(02/23) Akebono (c) vs. Go Shiozaki

All-Japan Pro Wrestling
Okinawa Convention Center (Ginowan, Okinawa, Japan)
AJPW Triple Crown Championship

This was the best Mark Henry match I’ve seen all year.

Seriously, all the things that Henry rightfully receives accolades for – his believable big-man selling, his taunting, his solid big-man offense, and innate sense of how a monster should wrestle – are all on display in this match by Akebono. It is a really solid performance from a wrestler not necessarily known for them.

The taunting is front-and-center from the get-go. When the bell rings, Go twice reaches out for a knuckle lock and twice gets a slap to the jaw for his trouble. Akebono chuckles, immensely please with himself. When a third attempted lockup ends with Akebono forcing Go against the ropes and shoving pushing him back, he smirks again. Go has had enough and tries to chop Akebono but that goes about as well as one would expect. That entire opening minute is a good example of how Akebono works the entire match like the big monster he is to great effect. Everything from the attitude to the facial expressions was spot on.

The Triple Crown champion manhandles the challenger for the next several minutes. Go looks virtually helpless against the big guy but slowly comes to the realization that kicking at his legs and chopping him down like a tree is probably his best bet. They transition into this rather organically – Go lands a few kicks before it really has an impact – which you don’t always see. Eventually he gets Akebono off of his feet and has him hurt.

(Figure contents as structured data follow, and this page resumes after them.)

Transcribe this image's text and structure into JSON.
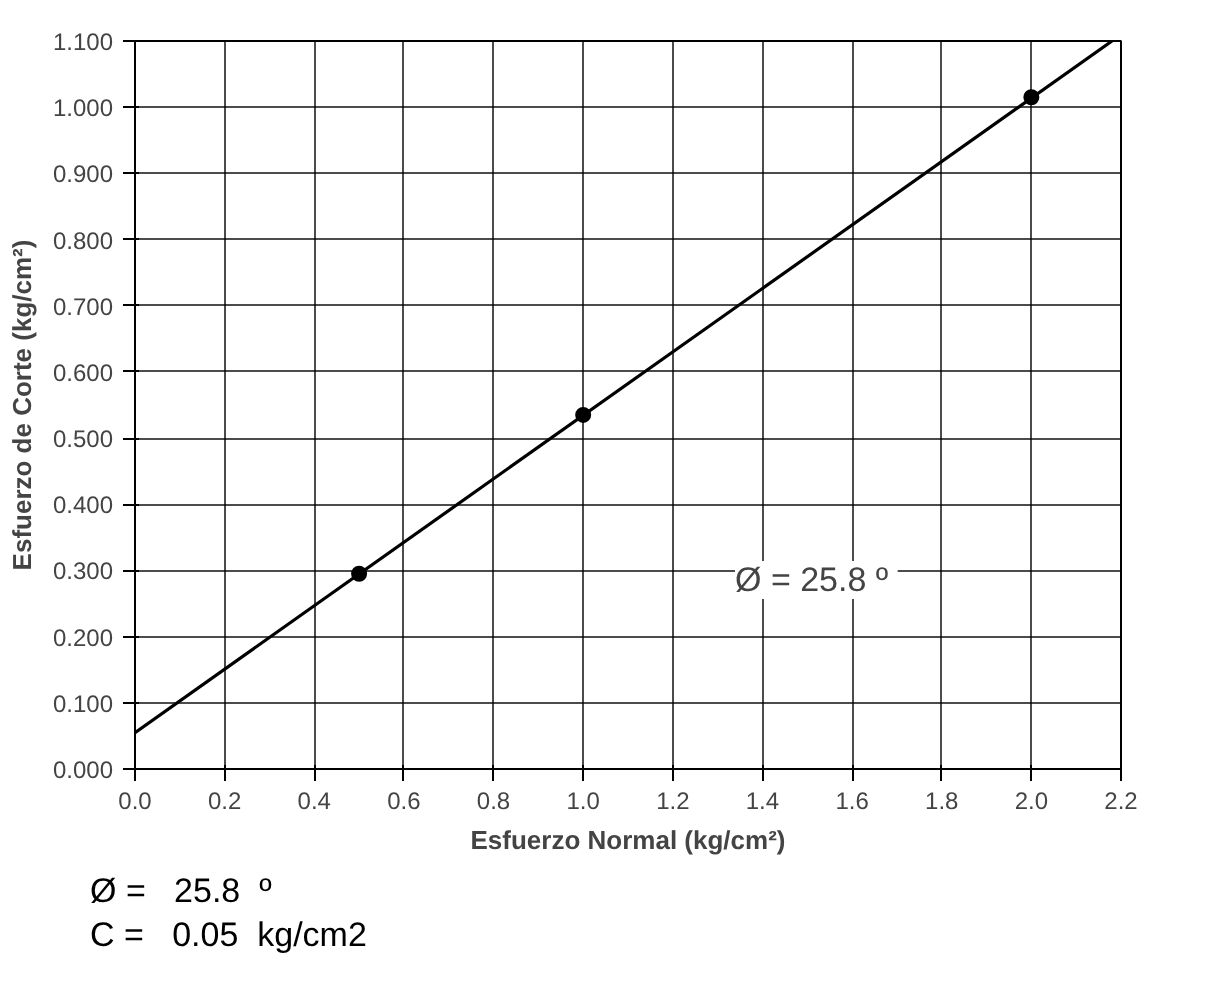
{
  "chart_data": {
    "type": "scatter",
    "xlabel": "Esfuerzo Normal (kg/cm²)",
    "ylabel": "Esfuerzo de Corte (kg/cm²)",
    "xlim": [
      0,
      2.2
    ],
    "ylim": [
      0,
      1.1
    ],
    "xticks": [
      {
        "value": 0,
        "label": "0.0"
      },
      {
        "value": 0.2,
        "label": "0.2"
      },
      {
        "value": 0.4,
        "label": "0.4"
      },
      {
        "value": 0.6,
        "label": "0.6"
      },
      {
        "value": 0.8,
        "label": "0.8"
      },
      {
        "value": 1.0,
        "label": "1.0"
      },
      {
        "value": 1.2,
        "label": "1.2"
      },
      {
        "value": 1.4,
        "label": "1.4"
      },
      {
        "value": 1.6,
        "label": "1.6"
      },
      {
        "value": 1.8,
        "label": "1.8"
      },
      {
        "value": 2.0,
        "label": "2.0"
      },
      {
        "value": 2.2,
        "label": "2.2"
      }
    ],
    "yticks": [
      {
        "value": 0,
        "label": "0.000"
      },
      {
        "value": 0.1,
        "label": "0.100"
      },
      {
        "value": 0.2,
        "label": "0.200"
      },
      {
        "value": 0.3,
        "label": "0.300"
      },
      {
        "value": 0.4,
        "label": "0.400"
      },
      {
        "value": 0.5,
        "label": "0.500"
      },
      {
        "value": 0.6,
        "label": "0.600"
      },
      {
        "value": 0.7,
        "label": "0.700"
      },
      {
        "value": 0.8,
        "label": "0.800"
      },
      {
        "value": 0.9,
        "label": "0.900"
      },
      {
        "value": 1.0,
        "label": "1.000"
      },
      {
        "value": 1.1,
        "label": "1.100"
      }
    ],
    "grid": true,
    "series": [
      {
        "color": "#000000",
        "marker": "circle",
        "x": [
          0.5,
          1.0,
          2.0
        ],
        "values": [
          0.295,
          0.535,
          1.015
        ]
      },
      {
        "type": "line",
        "marker": "none",
        "color": "#000000",
        "x": [
          0,
          2.18
        ],
        "values": [
          0.055,
          1.1
        ]
      }
    ],
    "annotations": [
      "Ø = 25.8  º",
      "Ø =   25.8  º",
      "C =   0.05  kg/cm2"
    ]
  }
}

Akebono’s selling was strong during this segment but it was all setup with how he wrestled the early portion of the match. Like Henry, he gets that if he wrestles like an indestructible monster most of the time, all he really needs to do in order to be effective when selling is tug at the injured body part and grimace a bunch. There is no need to overdo it – the progression from absolutely dominating to showing some signs of pain speaks for itself.

Despite Shiozaki taking Akebono off of his feet, it never felt like he was really in control. It feels like he accomplished something in getting Akebono down but everyone really knows who is still in charge. That’s a testament to both guys, probably, but really Akebono. Akebono was able to maintain his dominant mystique while giving Go enough to where it felt like he had gotten a moral victory by simply getting his opponent the mat and causing him (momentary) pain with the leg work.

Akebono eventually gets back to his feet and the match moves towards the near falls. This is probably the weakest part but it was still fine. The first tease of Go suplexing Akebono was well-executed and the suplex payoff worked fine, too. Akebono empties his offense but to good effect and even pulls out a ridiculously good-looking pile driver (given his size) to put the challenger down.

The match was laid out really nicely in that Akebono was in control early on without using a lot of offense. Then he got to catch a breather (at least a bit) while having his leg worked over during the middle portion. Then it is back up for the stretch run where he can pull out his moves for near falls. He really cut a nice pace for such a big guy and the match layout probably helped him achieve that.

Definitely recommended, especially if you a Mark Henry fan or a fan of a well-worked big man matches in general. This is on the very short list of good non-NJPW Japanese matches from 2014.